Sir Humphrey Appleby would be proud. In four short months, state Labor's well-meaning policy to put forestry on an ecologically sustainable footing has been sidelined, leaving the bureaucrats who ran the show during the Kennett years to get on with business as usual.

The fact that business as usual in the past six weeks has managed to enrage unions, sawmillers, conservationists, local government and community groups has not been enough to jolt the new minister, Sherryl Garbutt, into asserting her authority.

It is an extraordinary metamorphosis for a politician who before the September election was saying all the right things about cleaning up the deeply flawed state regional forest agreements.

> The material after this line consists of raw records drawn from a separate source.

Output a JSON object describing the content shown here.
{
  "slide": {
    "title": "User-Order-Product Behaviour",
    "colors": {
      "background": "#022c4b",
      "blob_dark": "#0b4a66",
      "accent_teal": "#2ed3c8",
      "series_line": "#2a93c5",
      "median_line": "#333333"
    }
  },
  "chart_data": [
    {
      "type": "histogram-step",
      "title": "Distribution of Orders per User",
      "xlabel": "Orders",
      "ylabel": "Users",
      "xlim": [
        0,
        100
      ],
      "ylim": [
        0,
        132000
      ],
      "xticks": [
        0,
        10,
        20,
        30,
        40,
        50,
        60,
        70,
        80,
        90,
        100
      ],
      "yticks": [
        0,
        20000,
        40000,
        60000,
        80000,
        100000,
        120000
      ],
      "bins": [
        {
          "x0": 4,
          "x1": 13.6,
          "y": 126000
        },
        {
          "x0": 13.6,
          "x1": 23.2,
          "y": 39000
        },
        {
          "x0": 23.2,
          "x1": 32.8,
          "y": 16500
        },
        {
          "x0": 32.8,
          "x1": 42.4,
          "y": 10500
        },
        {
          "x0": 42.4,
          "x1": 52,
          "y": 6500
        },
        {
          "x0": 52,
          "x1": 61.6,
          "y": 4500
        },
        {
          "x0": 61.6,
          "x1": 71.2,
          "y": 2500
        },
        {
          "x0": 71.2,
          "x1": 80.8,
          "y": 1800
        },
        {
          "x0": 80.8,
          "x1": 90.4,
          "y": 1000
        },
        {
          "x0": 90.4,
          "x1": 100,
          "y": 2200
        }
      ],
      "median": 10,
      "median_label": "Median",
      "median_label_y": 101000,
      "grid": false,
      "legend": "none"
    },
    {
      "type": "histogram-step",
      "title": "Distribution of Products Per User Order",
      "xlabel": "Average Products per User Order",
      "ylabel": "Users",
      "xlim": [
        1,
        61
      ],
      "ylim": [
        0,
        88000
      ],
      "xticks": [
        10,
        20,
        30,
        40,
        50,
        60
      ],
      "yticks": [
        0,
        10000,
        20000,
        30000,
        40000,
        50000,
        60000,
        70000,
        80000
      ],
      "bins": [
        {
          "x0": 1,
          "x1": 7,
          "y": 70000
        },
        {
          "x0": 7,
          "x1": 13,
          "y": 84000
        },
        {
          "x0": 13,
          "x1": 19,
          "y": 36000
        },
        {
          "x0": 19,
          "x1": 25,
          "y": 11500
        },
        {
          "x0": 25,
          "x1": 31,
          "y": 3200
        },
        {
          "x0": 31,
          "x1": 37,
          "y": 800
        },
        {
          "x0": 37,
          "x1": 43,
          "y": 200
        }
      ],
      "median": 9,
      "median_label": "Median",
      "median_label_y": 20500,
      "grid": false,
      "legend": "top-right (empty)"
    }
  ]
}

The 20-year agreements, which enable unlimited woodchip exports, are supposed to balance timber cutting with other values such as conservation, beekeeping, water catchments, tourism and recreation.

In reality, the agreements signed so far have given little weight to anything other than timber production.

Conservation reserves are not permanent. Everything outside a reserve or national park is scheduled to be replaced with even-aged regrowth by the end of the 20 years. Endangered species protection is cursory. Water catchments, tourism and beekeeping are acknowledged with motherhood statements.

Conscious of the biases, Labor promised to put an end to the bureaucratic  secrecy  surrounding forest management, to set up independent public consultation panels and to abide by ecologically sustainable principles.

Realising that genuine sustainability would inevitably reduce timber volumes, Labor also promised to protect regional jobs by developing alternatives such as plantations and farm forestry coupled with value-adding to get more out of each log. It was a responsive, responsible policy.

The first test of Labor's commitment came in mid-January when the Department of Natural Resources and Environment put out consultation papers outlining the likely shape of the Gippsland and western Victorian forest agreements.

Remarkably, they contained not a hint of Labor's reforms, but set the scene instead for massive timber job losses, biodiversity decline and continuing tension in the forest. According to this blueprint, the shocking raid on the Goolengook conservationists' camp last week could be a taste of things to come; the tension on both sides is driven by frustration over the way the department has managed the East Gippsland forests.

Garbutt has tried to distance her from the disastrous consultation papers, with the disclaimer that they do not purport to represent the Government's views.  Amid heavy criticism of their contents, her only response is that everyone will have a voice in the final out come through the independent panels, whose hearings begin this week.

Maybe, but the deadline for the agreements is 31 March. This is hardly a timetable to inspire public confidence in a considered outcome. In any case, the stakeholders don't just want their concerns duly noted.  They want a radically different out come. With time running out, it is hard to see this materialising unless the Government does something truly courageous like refuse to sign the agreements with the Common wealth. After all, only woodchip exports depend on the deadline and they could be sourced from other regions if necessary.

Garbutt cannot pretend the situation is merely an unfortunate hangover from past regimes for which she bears no responsibility. She has been in office for more than four months: time enough to turn any ship if the captain is in command.

Four months ago the minister had time and plenty of community goodwill to help her do the job of reforming Victoria's forest management system. Now, unfortunately she has neither.